Hossam · September 21, 2020, 6:51pm

Thank you so much. I am sorry I am still a beginner , so may you please tell me how to apply it on the actual dataset that i attached in my previous reply ?

Also, someone in another forum provided me with a code that really worked and produced exact counts (that I check by filtering the cases dataset, and make sure that the retrieved cases equal to the count produced by the code). Here is the code that worked with most combinations , although some combinations differed a littel bit:

sample1<-sample %>% subset(select=c(ID,D)) %>%unique() %>%
group_by(ID) %>% filter(n()>1) %>%
group_by(D)%>% filter(n()>1)
sample2=sample1 %>% rename(D2=D)
sample3=sample1 %>% left_join(sample2,by=c("ID")) %>%
filter(D!=D2) %>%
left_join(sample,by=c("ID","D"),all.x=TRUE) %>%
group_by(AE) %>%filter(n()>2)%>% group_by(D,D2) %>%
filter(n()>2) %>% group_by(D,D2,AE) %>%
mutate(Count=n()) %>%
filter (n()>2) %>%filter(AE!="NA")

sample4=sample3 %>% group_by(ID) %>% arrange(AE)%>%
mutate(lagd=lag(D),lagae=lag(AE)) %>%
filter((lagae==AE)) %>%filter(D2==lagd) %>% ungroup() %>% select(-lagae,-lagd)
sample5=sample4 %>% distinct(D,D2,AE,.keep_all = T) %>% filter(AE%in%IMEpt)
View(sample5)

stonepeople · September 23, 2020, 1:25pm

I think you should be considering how to reshape the data - though, I have to admit that I can't yet see quite how the reshaped data would look.
One solution might be to play with the widyr package, which works alongside of the tidyverse packages. Specifically it has a function - pairwise which works its way through every combination of factors, counting how many times they appear together in a dataframe.
So I re-arranged your dataset like this -
side_effects <- pairwise_count(drugs, D, AE) %>%
arrange(desc(n))
where "drugs" was the name I gave the dataframe. Other widyr functions might suit your needs even better - I just tried this one.
Jonathan

Hossam · September 23, 2020, 1:40pm

Thanks very much ... would this count the IDs where each possible drug pairs in any ID are repeated ? (i.e would this take ID into consideration while counting drug pairs) ?

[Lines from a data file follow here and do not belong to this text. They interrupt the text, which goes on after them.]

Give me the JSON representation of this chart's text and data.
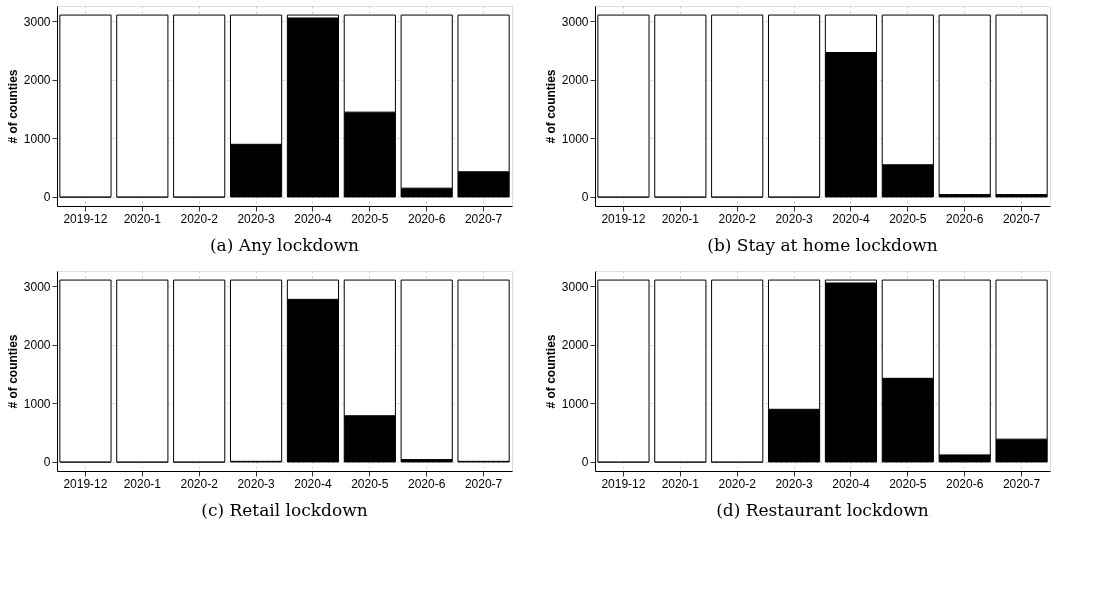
{
  "chart_data": [
    {
      "type": "bar",
      "title": "(a) Any lockdown",
      "ylabel": "# of counties",
      "stacked": true,
      "grid": true,
      "ylim": [
        -155,
        3265
      ],
      "yticks": [
        0,
        1000,
        2000,
        3000
      ],
      "categories": [
        "2019-12",
        "2020-1",
        "2020-2",
        "2020-3",
        "2020-4",
        "2020-5",
        "2020-6",
        "2020-7"
      ],
      "series": [
        {
          "color": "#000000",
          "values": [
            0,
            0,
            0,
            900,
            3060,
            1450,
            150,
            430
          ]
        },
        {
          "color": "#ffffff",
          "values": [
            3110,
            3110,
            3110,
            2210,
            50,
            1660,
            2960,
            2680
          ]
        }
      ]
    },
    {
      "type": "bar",
      "title": "(b) Stay at home lockdown",
      "ylabel": "# of counties",
      "stacked": true,
      "grid": true,
      "ylim": [
        -155,
        3265
      ],
      "yticks": [
        0,
        1000,
        2000,
        3000
      ],
      "categories": [
        "2019-12",
        "2020-1",
        "2020-2",
        "2020-3",
        "2020-4",
        "2020-5",
        "2020-6",
        "2020-7"
      ],
      "series": [
        {
          "color": "#000000",
          "values": [
            0,
            0,
            0,
            0,
            2470,
            550,
            40,
            40
          ]
        },
        {
          "color": "#ffffff",
          "values": [
            3110,
            3110,
            3110,
            3110,
            640,
            2560,
            3070,
            3070
          ]
        }
      ]
    },
    {
      "type": "bar",
      "title": "(c) Retail lockdown",
      "ylabel": "# of counties",
      "stacked": true,
      "grid": true,
      "ylim": [
        -155,
        3265
      ],
      "yticks": [
        0,
        1000,
        2000,
        3000
      ],
      "categories": [
        "2019-12",
        "2020-1",
        "2020-2",
        "2020-3",
        "2020-4",
        "2020-5",
        "2020-6",
        "2020-7"
      ],
      "series": [
        {
          "color": "#000000",
          "values": [
            0,
            0,
            0,
            10,
            2780,
            790,
            40,
            10
          ]
        },
        {
          "color": "#ffffff",
          "values": [
            3110,
            3110,
            3110,
            3100,
            330,
            2320,
            3070,
            3100
          ]
        }
      ]
    },
    {
      "type": "bar",
      "title": "(d) Restaurant lockdown",
      "ylabel": "# of counties",
      "stacked": true,
      "grid": true,
      "ylim": [
        -155,
        3265
      ],
      "yticks": [
        0,
        1000,
        2000,
        3000
      ],
      "categories": [
        "2019-12",
        "2020-1",
        "2020-2",
        "2020-3",
        "2020-4",
        "2020-5",
        "2020-6",
        "2020-7"
      ],
      "series": [
        {
          "color": "#000000",
          "values": [
            0,
            0,
            0,
            900,
            3060,
            1430,
            120,
            390
          ]
        },
        {
          "color": "#ffffff",
          "values": [
            3110,
            3110,
            3110,
            2210,
            50,
            1680,
            2990,
            2720
          ]
        }
      ]
    }
  ]
}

Hossam · September 23, 2020, 1:47pm

Also , can we calculates the counts provided in the second image (named "pattern 3"). These are the counts of all possible events of any combination between (any two drugs within a certain ID and the AEs corresponding to that ID) ?

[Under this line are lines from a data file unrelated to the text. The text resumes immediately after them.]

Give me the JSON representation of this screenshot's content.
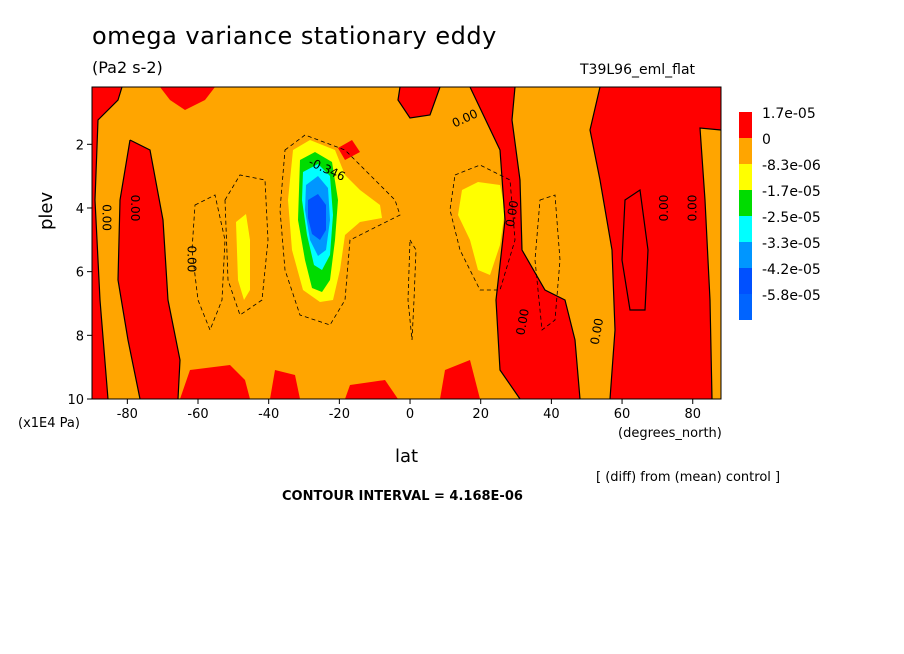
{
  "title": "omega variance stationary eddy",
  "units_label": "(Pa2 s-2)",
  "run_label": "T39L96_eml_flat",
  "x_units": "(degrees_north)",
  "y_units": "(x1E4 Pa)",
  "note": "[ (diff) from (mean) control ]",
  "contour_interval": "CONTOUR INTERVAL = 4.168E-06",
  "chart_data": {
    "type": "heatmap",
    "title": "omega variance stationary eddy",
    "xlabel": "lat",
    "ylabel": "plev",
    "xlim": [
      -90,
      88
    ],
    "ylim": [
      10,
      0.2
    ],
    "xticks": [
      -80,
      -60,
      -40,
      -20,
      0,
      20,
      40,
      60,
      80
    ],
    "yticks": [
      2,
      4,
      6,
      8,
      10
    ],
    "legend": {
      "placement": "right",
      "levels": [
        {
          "label": "1.7e-05",
          "color": "#ff0000"
        },
        {
          "label": "0",
          "color": "#ffa500"
        },
        {
          "label": "-8.3e-06",
          "color": "#ffff00"
        },
        {
          "label": "-1.7e-05",
          "color": "#00dc00"
        },
        {
          "label": "-2.5e-05",
          "color": "#00ffff"
        },
        {
          "label": "-3.3e-05",
          "color": "#0096ff"
        },
        {
          "label": "-4.2e-05",
          "color": "#0050ff"
        },
        {
          "label": "-5.8e-05",
          "color": "#0064ff"
        }
      ]
    },
    "contour_labels": [
      {
        "text": "0.00",
        "lat": -87,
        "plev": 4.3,
        "rotate": 90
      },
      {
        "text": "0.00",
        "lat": -79,
        "plev": 4.0,
        "rotate": 90
      },
      {
        "text": "0.00",
        "lat": -63,
        "plev": 5.6,
        "rotate": 90
      },
      {
        "text": "0.00",
        "lat": 16,
        "plev": 1.3,
        "rotate": -25
      },
      {
        "text": "0.00",
        "lat": 30,
        "plev": 4.2,
        "rotate": -80
      },
      {
        "text": "0.00",
        "lat": 33,
        "plev": 7.6,
        "rotate": -80
      },
      {
        "text": "0.00",
        "lat": 54,
        "plev": 7.9,
        "rotate": -80
      },
      {
        "text": "0.00",
        "lat": 73,
        "plev": 4.0,
        "rotate": -90
      },
      {
        "text": "0.00",
        "lat": 81,
        "plev": 4.0,
        "rotate": -90
      },
      {
        "text": "-0.346",
        "lat": -24,
        "plev": 2.9,
        "rotate": 25
      }
    ]
  }
}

stonepeople · September 23, 2020, 2:42pm

I imagine you can - I just began looking at widyr: perhaps someone else on here really knows the package....The documentation is pretty thorough - see it here: https://rdrr.io/cran/widyr/

Hossam · September 23, 2020, 3:24pm

I tried , it only works within one column (i want to get the possible combinations between each pairs of drugs with AE). Also it produces counts of pairs of two , however i need count of triplets (D1 , D2 and AE).

Thanks anyway

stonepeople · September 24, 2020, 1:20pm

I think the problem is in the need to line up more than 2 coinciding drugs: a dataframe is essentially 2 dimensions. My guess is that you will need to do it in two stages.
BUT - please be aware I am not a data scientist. I am guessing using what knowledge of tidyverse I have learned along the way.
I suggest that you look for wider expertise and advice via twitter - hashtag #rstats and especially @R4DSCommunity where there are some really good data scientists and R experts ready to help. (I am still trying to find a solution myself meanwhile....)

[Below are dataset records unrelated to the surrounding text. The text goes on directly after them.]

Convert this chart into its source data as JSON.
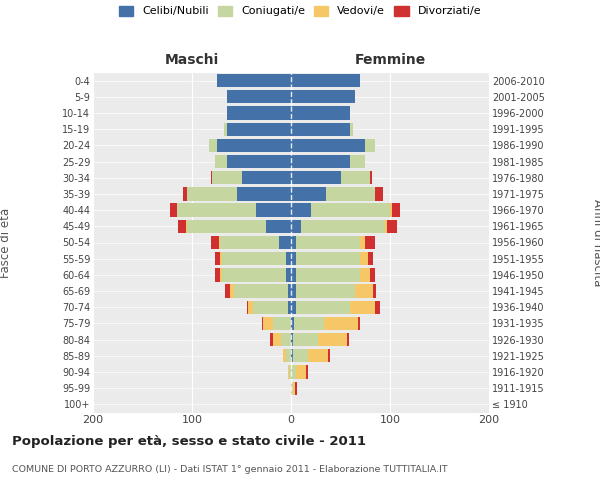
{
  "age_groups": [
    "100+",
    "95-99",
    "90-94",
    "85-89",
    "80-84",
    "75-79",
    "70-74",
    "65-69",
    "60-64",
    "55-59",
    "50-54",
    "45-49",
    "40-44",
    "35-39",
    "30-34",
    "25-29",
    "20-24",
    "15-19",
    "10-14",
    "5-9",
    "0-4"
  ],
  "birth_years": [
    "≤ 1910",
    "1911-1915",
    "1916-1920",
    "1921-1925",
    "1926-1930",
    "1931-1935",
    "1936-1940",
    "1941-1945",
    "1946-1950",
    "1951-1955",
    "1956-1960",
    "1961-1965",
    "1966-1970",
    "1971-1975",
    "1976-1980",
    "1981-1985",
    "1986-1990",
    "1991-1995",
    "1996-2000",
    "2001-2005",
    "2006-2010"
  ],
  "males": {
    "celibi": [
      0,
      0,
      0,
      0,
      0,
      0,
      3,
      3,
      5,
      5,
      12,
      25,
      35,
      55,
      50,
      65,
      75,
      65,
      65,
      65,
      75
    ],
    "coniugati": [
      0,
      0,
      2,
      5,
      10,
      18,
      35,
      55,
      65,
      65,
      60,
      80,
      80,
      50,
      30,
      12,
      8,
      3,
      0,
      0,
      0
    ],
    "vedovi": [
      0,
      0,
      1,
      3,
      8,
      10,
      5,
      4,
      2,
      2,
      1,
      1,
      0,
      0,
      0,
      0,
      0,
      0,
      0,
      0,
      0
    ],
    "divorziati": [
      0,
      0,
      0,
      0,
      3,
      1,
      1,
      5,
      5,
      5,
      8,
      8,
      7,
      4,
      1,
      0,
      0,
      0,
      0,
      0,
      0
    ]
  },
  "females": {
    "nubili": [
      0,
      0,
      0,
      2,
      2,
      3,
      5,
      5,
      5,
      5,
      5,
      10,
      20,
      35,
      50,
      60,
      75,
      60,
      60,
      65,
      70
    ],
    "coniugate": [
      0,
      2,
      5,
      15,
      25,
      30,
      55,
      60,
      65,
      65,
      65,
      85,
      80,
      50,
      30,
      15,
      10,
      3,
      0,
      0,
      0
    ],
    "vedove": [
      0,
      2,
      10,
      20,
      30,
      35,
      25,
      18,
      10,
      8,
      5,
      2,
      2,
      0,
      0,
      0,
      0,
      0,
      0,
      0,
      0
    ],
    "divorziate": [
      0,
      2,
      2,
      2,
      2,
      2,
      5,
      3,
      5,
      5,
      10,
      10,
      8,
      8,
      2,
      0,
      0,
      0,
      0,
      0,
      0
    ]
  },
  "colors": {
    "celibi": "#4472a8",
    "coniugati": "#c5d6a0",
    "vedovi": "#f5c766",
    "divorziati": "#d03030"
  },
  "title": "Popolazione per età, sesso e stato civile - 2011",
  "subtitle": "COMUNE DI PORTO AZZURRO (LI) - Dati ISTAT 1° gennaio 2011 - Elaborazione TUTTITALIA.IT",
  "xlabel_left": "Maschi",
  "xlabel_right": "Femmine",
  "ylabel_left": "Fasce di età",
  "ylabel_right": "Anni di nascita",
  "xlim": 200,
  "bg_color": "#ffffff",
  "plot_bg_color": "#ebebeb"
}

Hossam · September 24, 2020, 3:18pm

Thanks a lot for your help ... I know it is a complicated task and I asked here and there but no one could find a clue (for calculation of the other 7 counts) till now.

system · October 15, 2020, 3:18pm

This topic was automatically closed 21 days after the last reply. New replies are no longer allowed.

If you have a query related to it or one of the replies, start a new topic and refer back with a link.